← Neueste Arbeiten
🤖 AI

A Cartography of Open Collaboration in Open Source AI: Mapping Practices, Motivations, and Governance in 14 Open Large Language Model Projects

Durch eine explorative Analyse von 14 Open-Large-Language-Model-Projekten kartiert diese Arbeit die sich entwickelnden Praktiken, die vielfältigen Motivationen und die unterschiedlichen Governance-Strukturen der offenen Zusammenarbeit über den gesamten Entwicklungslebenszyklus hinweg und kommt zu dem Schluss, dass Offenheit in der KI ein emergentes Ergebnis dessen ist, wie diese miteinander verknüpften Elemente organisiert sind, und keine einheitliche Eigenschaft darstellt.

Ursprüngliche Autoren: Johan Linåker, Cailean Osborne, Jennifer Ding, Ben Burtenshaw

Veröffentlicht 2026-06-05
📖 5 Min. Lesezeit🧠 Tiefgang

Ursprüngliche Autoren: Johan Linåker, Cailean Osborne, Jennifer Ding, Ben Burtenshaw

Originalarbeit lizenziert unter CC BY 4.0 (http://creativecommons.org/licenses/by/4.0/).
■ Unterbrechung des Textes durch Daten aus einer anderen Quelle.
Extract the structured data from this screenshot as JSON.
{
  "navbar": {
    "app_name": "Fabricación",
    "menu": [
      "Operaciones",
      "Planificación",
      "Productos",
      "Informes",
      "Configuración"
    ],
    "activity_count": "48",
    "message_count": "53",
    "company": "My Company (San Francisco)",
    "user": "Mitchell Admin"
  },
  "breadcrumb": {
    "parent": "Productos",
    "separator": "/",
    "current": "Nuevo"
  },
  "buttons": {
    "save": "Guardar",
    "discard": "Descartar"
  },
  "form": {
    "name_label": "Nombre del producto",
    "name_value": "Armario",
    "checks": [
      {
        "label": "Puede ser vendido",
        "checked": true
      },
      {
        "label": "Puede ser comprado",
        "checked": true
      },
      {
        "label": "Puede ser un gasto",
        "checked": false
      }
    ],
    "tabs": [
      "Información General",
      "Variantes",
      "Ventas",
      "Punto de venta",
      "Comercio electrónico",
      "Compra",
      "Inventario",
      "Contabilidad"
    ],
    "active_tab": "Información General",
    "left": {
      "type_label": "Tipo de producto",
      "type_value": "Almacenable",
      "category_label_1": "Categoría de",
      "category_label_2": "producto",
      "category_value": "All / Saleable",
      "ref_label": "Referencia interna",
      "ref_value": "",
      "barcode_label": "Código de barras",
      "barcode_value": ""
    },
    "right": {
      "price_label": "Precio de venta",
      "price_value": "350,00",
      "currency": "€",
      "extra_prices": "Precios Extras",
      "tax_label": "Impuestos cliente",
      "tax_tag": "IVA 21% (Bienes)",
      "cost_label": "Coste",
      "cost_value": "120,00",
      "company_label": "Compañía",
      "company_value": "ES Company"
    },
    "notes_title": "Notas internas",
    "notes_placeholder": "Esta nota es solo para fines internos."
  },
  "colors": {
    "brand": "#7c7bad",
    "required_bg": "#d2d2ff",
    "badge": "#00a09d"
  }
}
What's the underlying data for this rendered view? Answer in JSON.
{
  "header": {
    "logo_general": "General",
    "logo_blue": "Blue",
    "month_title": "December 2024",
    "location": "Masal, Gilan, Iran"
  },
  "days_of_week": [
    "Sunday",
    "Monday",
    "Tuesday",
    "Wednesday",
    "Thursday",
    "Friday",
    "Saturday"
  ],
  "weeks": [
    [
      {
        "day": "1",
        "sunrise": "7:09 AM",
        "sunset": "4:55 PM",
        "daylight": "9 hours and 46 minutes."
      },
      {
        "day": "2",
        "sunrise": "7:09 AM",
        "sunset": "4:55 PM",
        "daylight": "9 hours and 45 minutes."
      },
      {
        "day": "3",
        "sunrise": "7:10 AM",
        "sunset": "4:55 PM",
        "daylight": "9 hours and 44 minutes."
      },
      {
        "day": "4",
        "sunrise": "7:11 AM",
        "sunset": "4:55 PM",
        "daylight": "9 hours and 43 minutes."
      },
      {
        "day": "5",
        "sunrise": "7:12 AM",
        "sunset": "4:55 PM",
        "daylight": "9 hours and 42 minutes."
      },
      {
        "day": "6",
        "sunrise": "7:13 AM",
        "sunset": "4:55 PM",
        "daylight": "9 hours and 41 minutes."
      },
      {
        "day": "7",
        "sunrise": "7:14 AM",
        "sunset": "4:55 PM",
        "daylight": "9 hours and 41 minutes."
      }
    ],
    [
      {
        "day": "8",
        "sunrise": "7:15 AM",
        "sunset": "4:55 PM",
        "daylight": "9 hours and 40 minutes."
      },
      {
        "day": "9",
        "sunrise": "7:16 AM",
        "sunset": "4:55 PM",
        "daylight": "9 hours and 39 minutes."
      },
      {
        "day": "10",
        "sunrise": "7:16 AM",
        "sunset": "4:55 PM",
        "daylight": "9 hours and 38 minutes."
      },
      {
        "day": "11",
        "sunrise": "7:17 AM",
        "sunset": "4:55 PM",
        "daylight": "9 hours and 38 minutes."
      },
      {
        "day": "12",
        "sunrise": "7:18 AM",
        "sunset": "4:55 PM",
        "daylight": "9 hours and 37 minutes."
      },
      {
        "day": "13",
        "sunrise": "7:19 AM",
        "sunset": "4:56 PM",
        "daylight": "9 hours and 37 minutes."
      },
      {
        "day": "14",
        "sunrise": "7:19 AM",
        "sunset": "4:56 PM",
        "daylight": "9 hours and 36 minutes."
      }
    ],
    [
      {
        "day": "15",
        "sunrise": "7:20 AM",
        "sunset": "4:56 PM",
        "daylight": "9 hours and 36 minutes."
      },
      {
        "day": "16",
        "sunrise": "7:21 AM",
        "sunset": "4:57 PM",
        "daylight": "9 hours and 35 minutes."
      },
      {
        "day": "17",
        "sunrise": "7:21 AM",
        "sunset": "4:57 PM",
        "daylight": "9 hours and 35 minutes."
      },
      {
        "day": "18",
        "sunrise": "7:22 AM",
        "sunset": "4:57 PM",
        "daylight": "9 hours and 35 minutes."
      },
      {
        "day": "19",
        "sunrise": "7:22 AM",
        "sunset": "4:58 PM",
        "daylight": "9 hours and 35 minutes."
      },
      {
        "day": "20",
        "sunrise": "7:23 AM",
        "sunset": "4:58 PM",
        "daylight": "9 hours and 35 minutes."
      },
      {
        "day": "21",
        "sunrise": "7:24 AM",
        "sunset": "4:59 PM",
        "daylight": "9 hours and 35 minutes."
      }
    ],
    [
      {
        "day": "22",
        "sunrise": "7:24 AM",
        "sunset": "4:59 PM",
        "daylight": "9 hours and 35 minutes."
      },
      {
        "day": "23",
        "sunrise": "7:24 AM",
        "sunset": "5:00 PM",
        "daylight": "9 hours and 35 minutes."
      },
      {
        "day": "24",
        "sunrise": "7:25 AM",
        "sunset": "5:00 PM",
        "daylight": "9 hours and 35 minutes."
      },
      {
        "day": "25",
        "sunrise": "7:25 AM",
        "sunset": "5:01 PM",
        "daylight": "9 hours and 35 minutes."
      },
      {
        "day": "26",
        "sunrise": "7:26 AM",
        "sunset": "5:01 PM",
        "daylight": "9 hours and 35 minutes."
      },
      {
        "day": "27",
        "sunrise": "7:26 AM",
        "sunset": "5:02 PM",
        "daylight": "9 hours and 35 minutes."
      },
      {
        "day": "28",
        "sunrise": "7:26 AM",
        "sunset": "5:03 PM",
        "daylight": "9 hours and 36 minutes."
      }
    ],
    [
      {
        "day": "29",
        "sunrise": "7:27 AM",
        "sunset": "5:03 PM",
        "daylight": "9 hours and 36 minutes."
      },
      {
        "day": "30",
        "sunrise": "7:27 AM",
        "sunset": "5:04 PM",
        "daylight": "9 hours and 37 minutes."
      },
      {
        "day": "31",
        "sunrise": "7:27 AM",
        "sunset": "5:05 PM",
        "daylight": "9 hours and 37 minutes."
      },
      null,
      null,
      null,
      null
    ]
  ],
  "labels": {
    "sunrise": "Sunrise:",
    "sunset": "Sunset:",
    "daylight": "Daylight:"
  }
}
Dies ist eine KI-generierte Erklärung des untenstehenden Papers. Sie wurde nicht von den Autoren verfasst oder gebilligt. Für technische Genauigkeit konsultieren Sie das Originalpaper. Vollständigen Haftungsausschluss lesen

Stellen Sie sich die Welt der Künstlichen Intelligenz (KI) nicht als eine einzige, riesige Fabrik vor, die einen perfekten Roboter baut, sondern als eine massive, geschäftige globale Baustelle. Lange Zeit hatten nur wenige wohlhabende Unternehmen die Baupläne, die schweren Maschinen und das Geld, um die größten Strukturen (die KI-Modelle) zu bauen. Doch vor kurzem hat eine neue Bewegung begonnen: Menschen teilen die Baupläne, die Werkzeuge und sogar die Ziegel, damit jeder helfen kann, diese Strukturen zu bauen, zu verbessern oder anzupassen.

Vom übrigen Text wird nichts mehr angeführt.